Using SQL Server to generate ranges and group data into them
One of the reporting requests I see from time to time is to have output grouped into ranges, or bands if you prefer, e.g:
From | To | Quantity | Value |
0 | 250 | 3 | 125.52 |
250 | 500 | 8 | 3,121.42 |
500 | 750 | 1 | 582.25 |
750 | 1000 | 6 | 4,877 |
So, take all the sales that happened (with whatever criteria may apply to choose them, be it date range, sales person, etc,..) and then group them to show the number of sales where the value was between 0.00 and 250.00, between 250.01 and 500.00, and so on. I'm sure there are multiple ways to achieve this, but the most recent one I've employed is another recursive Common Table Expression.
More often than not, the people who want the report would prefer that the output contain rows with zeroes for Quantity and Value for ranges that don't have any data, this eliminates a hard-coded "simple" (albeit gargantuan) CASE statement in the GROUP BY.
Using this CTE:
DECLARE @start int = 0 DECLARE @end int = 10000 DECLARE @increment INT = 250 ;WITH RANGES AS ( SELECT @start [From], @start + @increment [To] UNION ALL SELECT [To], [To] + @increment FROM [RANGES] WHERE [To] < @end )
SQL quickly generates (and with a minimum of code - which helps with clarity!) [RANGES] which takes the overall range 0...10000 and splits it into chunks of 250.
Using an old backup of the Orchard database for my site, here's a query that uses the [RANGES] common table expression to give the count of items that fall into each band, based on their Id property.
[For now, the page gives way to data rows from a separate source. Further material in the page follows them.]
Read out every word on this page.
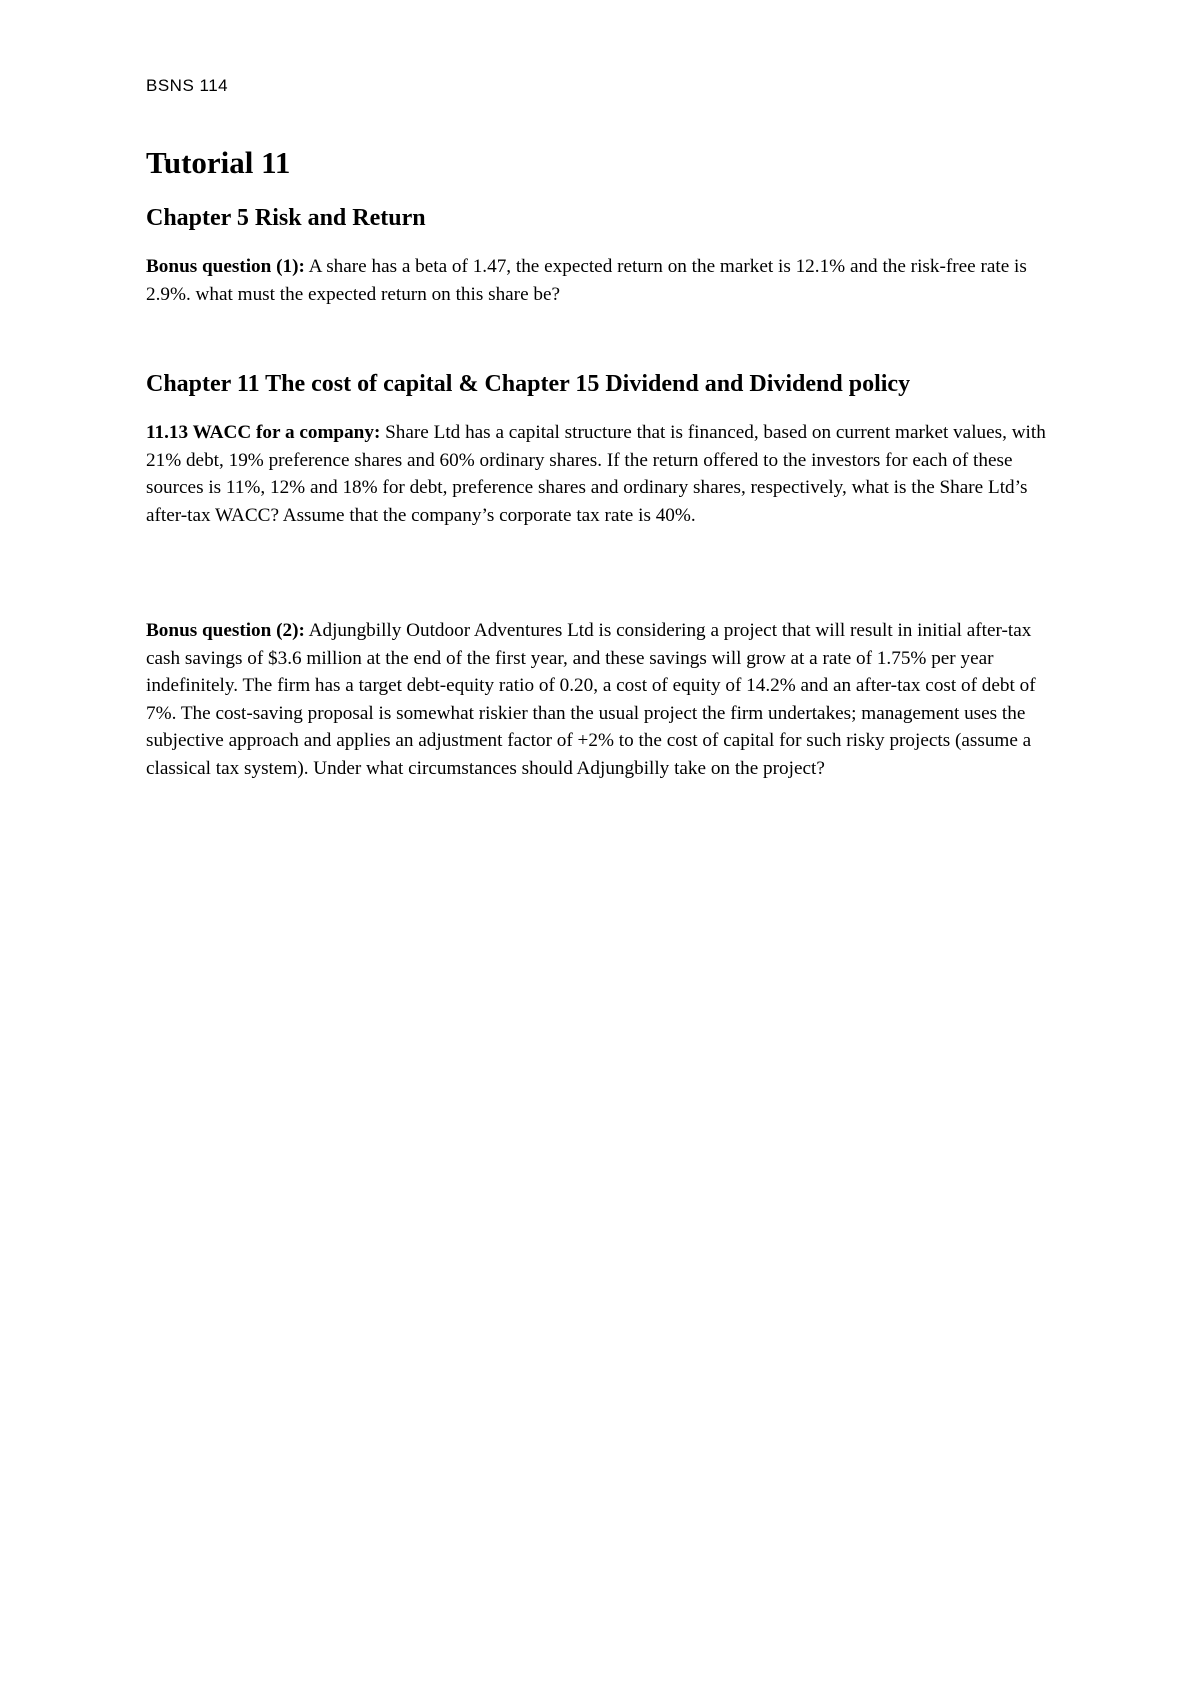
BSNS 114
Tutorial 11
Chapter 5 Risk and Return

Bonus question (1): A share has a beta of 1.47, the expected return on the market is 12.1% and the risk-free rate is 2.9%. what must the expected return on this share be?

Chapter 11 The cost of capital & Chapter 15 Dividend and Dividend policy

11.13 WACC for a company: Share Ltd has a capital structure that is financed, based on current market values, with 21% debt, 19% preference shares and 60% ordinary shares. If the return offered to the investors for each of these sources is 11%, 12% and 18% for debt, preference shares and ordinary shares, respectively, what is the Share Ltd’s after-tax WACC? Assume that the company’s corporate tax rate is 40%.

Bonus question (2): Adjungbilly Outdoor Adventures Ltd is considering a project that will result in initial after-tax cash savings of $3.6 million at the end of the first year, and these savings will grow at a rate of 1.75% per year indefinitely. The firm has a target debt-equity ratio of 0.20, a cost of equity of 14.2% and an after-tax cost of debt of 7%. The cost-saving proposal is somewhat riskier than the usual project the firm undertakes; management uses the subjective approach and applies an adjustment factor of +2% to the cost of capital for such risky projects (assume a classical tax system). Under what circumstances should Adjungbilly take on the project?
It's a pretty meaningless query, but it does give a reasonably clear view of using the CTE in context:
SELECT R.[From], R.[To], COUNT(CIR.Id) [RecordCount] FROM [RANGES] R LEFT JOIN [www.robertwray.co.uk].dbo.[Orchard_Framework_ContentItemRecord] CIR ON CIR.[Id] >= R.[From] AND CIR.[Id] < R.[To] GROUP BY R.[From], R.[To]
It's important that if you're performing a COUNT of records you count based on the table being joined in, otherwise you'll see 1 in the RecordCount column for every range that doesn't have any data - there is one row, overall, as there's the row for the range itself.